Artificial intelligence (AI) and machine learning (ML) are having a transformative impact in the healthcare industry, from enhancing the accuracy of imaging, streamlining drug discovery processes to predictive analysis.
Here are some examples of how AI and ML are being used in healthcare.
-
AI in medical imaging
AI algorithms are transforming the accuracy and efficiency of medical imaging techniques such as MRI, CT scans and X-rays. Examples include image interpretation, early disease detection and tumour segmentation.
Optellum’s AI platform, for example, aids early lung cancer diagnosis by analysing CT scans and detecting subtle signs missed by humans. It slashes radiologists’ analysis time, speeds up diagnosis and improves accuracy. Early detection enhances prognoses and survival rates, marking a significant advancement in lung cancer care.
-
Machine Learning in drug discovery
Machine learning algorithms are streamlining the drug discovery process by analysing vast amounts of biological data. ML models can predict drug-target interactions, identify potential drug candidates and optimise drug design.
AlphaFold by DeepMind has revolutionised protein structure prediction using deep learning, significantly accelerating drug discovery by accurately predicting protein structures. This advancement has evolved target identification and drug design processes, streamlining the research and development pipeline for novel therapeutics.
-
Patient risk assessment and predictive analytics
Patient data analysis and predicting individual health risks are also incorporating AI and ML techniques. Predictive analytics models can forecast patient outcomes, identify high-risk populations, as well as guide personalised treatment plans.

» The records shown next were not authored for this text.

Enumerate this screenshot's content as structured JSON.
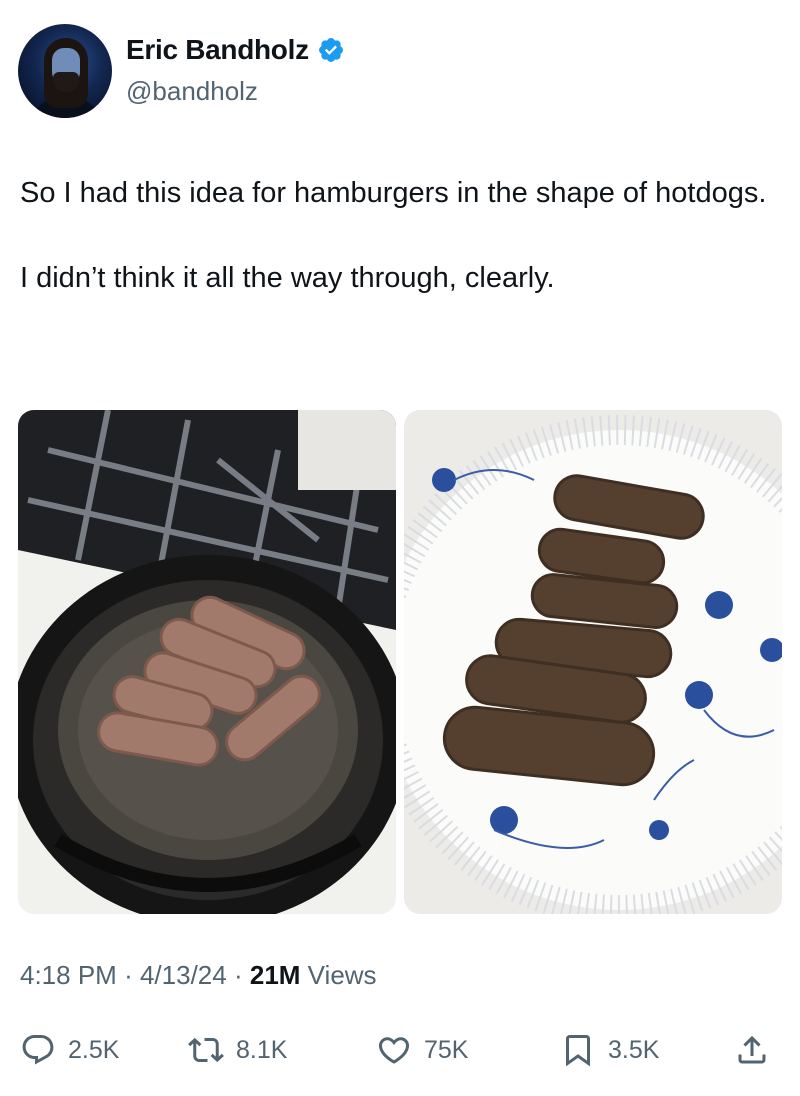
{
  "author": {
    "display_name": "Eric Bandholz",
    "handle": "@bandholz",
    "verified_icon": "verified-badge-icon",
    "avatar_icon": "avatar-photo"
  },
  "tweet": {
    "paragraphs": [
      "So I had this idea for hamburgers in the shape of hotdogs.",
      "I didn’t think it all the way through, clearly."
    ],
    "media": [
      {
        "name": "photo-skillet",
        "subject": "skillet-with-meat"
      },
      {
        "name": "photo-plate",
        "subject": "plate-with-meat"
      }
    ],
    "time": "4:18 PM",
    "separator": "·",
    "date": "4/13/24",
    "views_count": "21M",
    "views_label": "Views"
  },
  "actions": {
    "reply": {
      "count": "2.5K",
      "icon": "reply-icon"
    },
    "repost": {
      "count": "8.1K",
      "icon": "repost-icon"
    },
    "like": {
      "count": "75K",
      "icon": "like-icon"
    },
    "bookmark": {
      "count": "3.5K",
      "icon": "bookmark-icon"
    },
    "share": {
      "icon": "share-icon"
    }
  },
  "colors": {
    "text": "#0f1419",
    "secondary": "#536471",
    "verified": "#1d9bf0",
    "background": "#ffffff"
  }
}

‘Early Warning System’ developed by Epic Systems integrates AI algorithms to analyse patient data to identify individuals at high risk of deterioration. This tool allows proactive interventions to prevent adverse events like sepsis onset or unplanned readmissions. It can also optimise Intensive Care Unit (ICU) workflows by prioritising patient care and resource allocation.
-
Healthcare operations optimisation
Healthcare operations and resource allocation are also being streamlined through new AI and ML algorithms, such as demand forecasting, staff scheduling and supply chain management in healthcare facilities.
Clinithink’s CLiX ENRICH platform utilises AI to extract structured data from unstructured clinical notes. By automating this process, it streamlines administrative tasks, reduces errors and enhances billing accuracy. This not only improves operational efficiency and cuts costs but also frees up clinicians’ time, boosting patient satisfaction.
-
Ethical considerations and challenges
There are still ethical concerns surrounding the use of AI and ML, from ensuring patient privacy, mitigating algorithm bias and data security. Those that work in the field need to be aware of challenges such as data quality, regulatory compliance and integration with existing healthcare systems.
The transformative potential of AI and ML in healthcare is evolving, from improving diagnostics, streamlining healthcare delivery to optimising operations. By prioritising ethical principles and patient wellbeing and keeping abreast of developments, AI and ML is set to shape the future of health.